Each of the nerve-resident cell types is expected to express a distinct portfolio of genes at particular levels, depending on the differentiation state during development, degeneration and regeneration after injury, and in aging. However, our knowledge in this context is fragmentary and often limited in cellular resolution. For example, several transcriptome analyses in mice and rats have been carried out that reflect peripheral nerves as an organ (Arthur-Farraj et al., 2017; D'Antonio et al., 2006; Figlia et al., 2017; Fledrich et al., 2018; Fröb et al., 2019; Gerber et al., 2019; Gökbuget et al., 2018; Kim et al., 2018; Le et al., 2005; Nagarajan et al., 2002; Patzig et al., 2011; Quintes et al., 2016; Ryu et al., 2008; Verheijen et al., 2003), complemented by some proteomics studies (Patzig et al., 2011; Siems et al., 2020). Albeit valuable, these studies cannot distinguish between particularities of the different cell populations of the different tissues involved. They are also prone to some misinterpretations due to the limitations of bulk analysis of cellularly heterogenous organs and tissues. Nevertheless, since SCs are the most numerous cell type present in nerves (Stierli et al., 2018), such datasets can be and have been interpreted, at first approximation, as a surrogate for the analysis of SC gene expression.

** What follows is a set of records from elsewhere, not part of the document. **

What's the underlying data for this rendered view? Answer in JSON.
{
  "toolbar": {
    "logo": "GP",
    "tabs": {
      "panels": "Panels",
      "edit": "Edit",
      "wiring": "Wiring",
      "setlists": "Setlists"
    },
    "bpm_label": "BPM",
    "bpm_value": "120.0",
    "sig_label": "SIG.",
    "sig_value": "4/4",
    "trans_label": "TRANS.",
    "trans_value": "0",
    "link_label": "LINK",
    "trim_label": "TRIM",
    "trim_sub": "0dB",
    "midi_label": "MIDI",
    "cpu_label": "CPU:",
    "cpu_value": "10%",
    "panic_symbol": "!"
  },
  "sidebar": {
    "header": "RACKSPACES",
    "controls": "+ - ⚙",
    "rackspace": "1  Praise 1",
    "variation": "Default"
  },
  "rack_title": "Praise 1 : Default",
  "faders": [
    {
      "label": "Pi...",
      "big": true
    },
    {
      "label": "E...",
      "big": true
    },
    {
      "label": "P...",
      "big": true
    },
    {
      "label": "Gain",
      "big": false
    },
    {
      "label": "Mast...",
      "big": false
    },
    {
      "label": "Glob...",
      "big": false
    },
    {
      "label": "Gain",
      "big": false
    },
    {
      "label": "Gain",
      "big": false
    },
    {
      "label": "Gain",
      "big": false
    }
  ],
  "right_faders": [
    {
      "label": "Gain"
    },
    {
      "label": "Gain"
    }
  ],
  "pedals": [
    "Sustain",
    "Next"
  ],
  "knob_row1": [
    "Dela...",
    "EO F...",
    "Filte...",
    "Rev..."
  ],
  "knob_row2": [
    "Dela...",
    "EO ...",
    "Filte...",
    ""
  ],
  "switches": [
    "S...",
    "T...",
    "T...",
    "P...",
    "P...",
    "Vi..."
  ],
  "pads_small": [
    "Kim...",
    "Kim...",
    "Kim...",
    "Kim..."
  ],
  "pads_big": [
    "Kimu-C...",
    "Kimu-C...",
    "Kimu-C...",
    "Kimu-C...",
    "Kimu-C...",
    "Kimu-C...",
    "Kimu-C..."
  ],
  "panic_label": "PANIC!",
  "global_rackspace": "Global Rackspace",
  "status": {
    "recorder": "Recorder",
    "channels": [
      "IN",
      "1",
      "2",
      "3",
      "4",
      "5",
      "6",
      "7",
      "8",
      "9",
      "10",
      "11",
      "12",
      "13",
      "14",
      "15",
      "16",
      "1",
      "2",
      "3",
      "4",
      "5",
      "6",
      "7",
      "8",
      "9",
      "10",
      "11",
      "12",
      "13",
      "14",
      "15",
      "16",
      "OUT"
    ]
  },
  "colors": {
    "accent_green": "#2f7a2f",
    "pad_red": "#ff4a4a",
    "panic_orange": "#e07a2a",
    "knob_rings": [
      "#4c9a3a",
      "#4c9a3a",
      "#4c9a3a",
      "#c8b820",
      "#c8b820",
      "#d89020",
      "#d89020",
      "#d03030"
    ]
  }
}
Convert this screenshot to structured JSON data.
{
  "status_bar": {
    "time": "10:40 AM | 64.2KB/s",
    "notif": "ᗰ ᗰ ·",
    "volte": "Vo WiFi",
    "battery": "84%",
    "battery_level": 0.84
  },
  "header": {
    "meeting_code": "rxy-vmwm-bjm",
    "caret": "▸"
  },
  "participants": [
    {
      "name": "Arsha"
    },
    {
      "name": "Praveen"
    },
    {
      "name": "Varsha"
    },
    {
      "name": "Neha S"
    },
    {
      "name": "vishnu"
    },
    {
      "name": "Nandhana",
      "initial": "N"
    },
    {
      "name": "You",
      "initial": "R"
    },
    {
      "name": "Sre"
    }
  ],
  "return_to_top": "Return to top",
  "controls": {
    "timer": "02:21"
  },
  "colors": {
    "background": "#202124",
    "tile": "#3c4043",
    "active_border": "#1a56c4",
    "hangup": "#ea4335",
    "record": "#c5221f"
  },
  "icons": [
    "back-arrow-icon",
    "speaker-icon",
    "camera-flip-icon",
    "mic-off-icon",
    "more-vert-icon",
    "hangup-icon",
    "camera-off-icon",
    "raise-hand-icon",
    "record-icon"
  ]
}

Even among SCs, however, this approach cannot resolve the differences between myelinating and non-myelinating (also known as Remak) SCs, which are expected to express different subsets of transcripts (Gomez-Sanchez et al., 2017; Harty and Monk, 2017; Jessen et al., 2015; Monk et al., 2015; Salzer, 2015). Studies aimed at analyzing SCs more specifically (Clements et al., 2017), and also the transcriptomes of other cell types in the nerve with single-cell RNA sequencing (Carr et al., 2019), have been largely restricted to either early embryonic development (Buchstaller et al., 2004; Furlan et al., 2017) or adult stages mainly in the context of tissue regeneration after injury (Carr et al., 2019; Clements et al., 2017).
Taken together, the rather fragmentary time points employed, together with some technical constrains, limit the universal use of the currently available data in a satisfactory manner. Thus, motivated by the demands of current research on peripheral nerve biology in health and disease, together with appreciating the highly informative nature of analogous work in the CNS (Marques et al., 2018; Marques et al., 2016; Zhang et al., 2014), we reasoned that a focused, easily accessible, and integrated transcriptome analysis for developing peripheral nerves and their constituent cell types would be valuable. Exemplary potential benefits include: (1) Straight-forward determination of transcript expression and changes during development and in the adult nerve, in bulk and down to the cellular level; (2) Potential use of gene expression in individual cells, or in group of cells, to expand and refine the current set of available markers that can be employed to define cells with particular structures and functions in the nerve tissue under different conditions in health and disease; (3) Identification of particularly regulated genes that may provide the basis for developing improved tools for cell-type specific labeling and genetic alteration studies; and (4) Refinement of the interpretation and integration of previous research results that were obtained with lower spatial and/or temporal cellular resolution, or with different experimental emphasis.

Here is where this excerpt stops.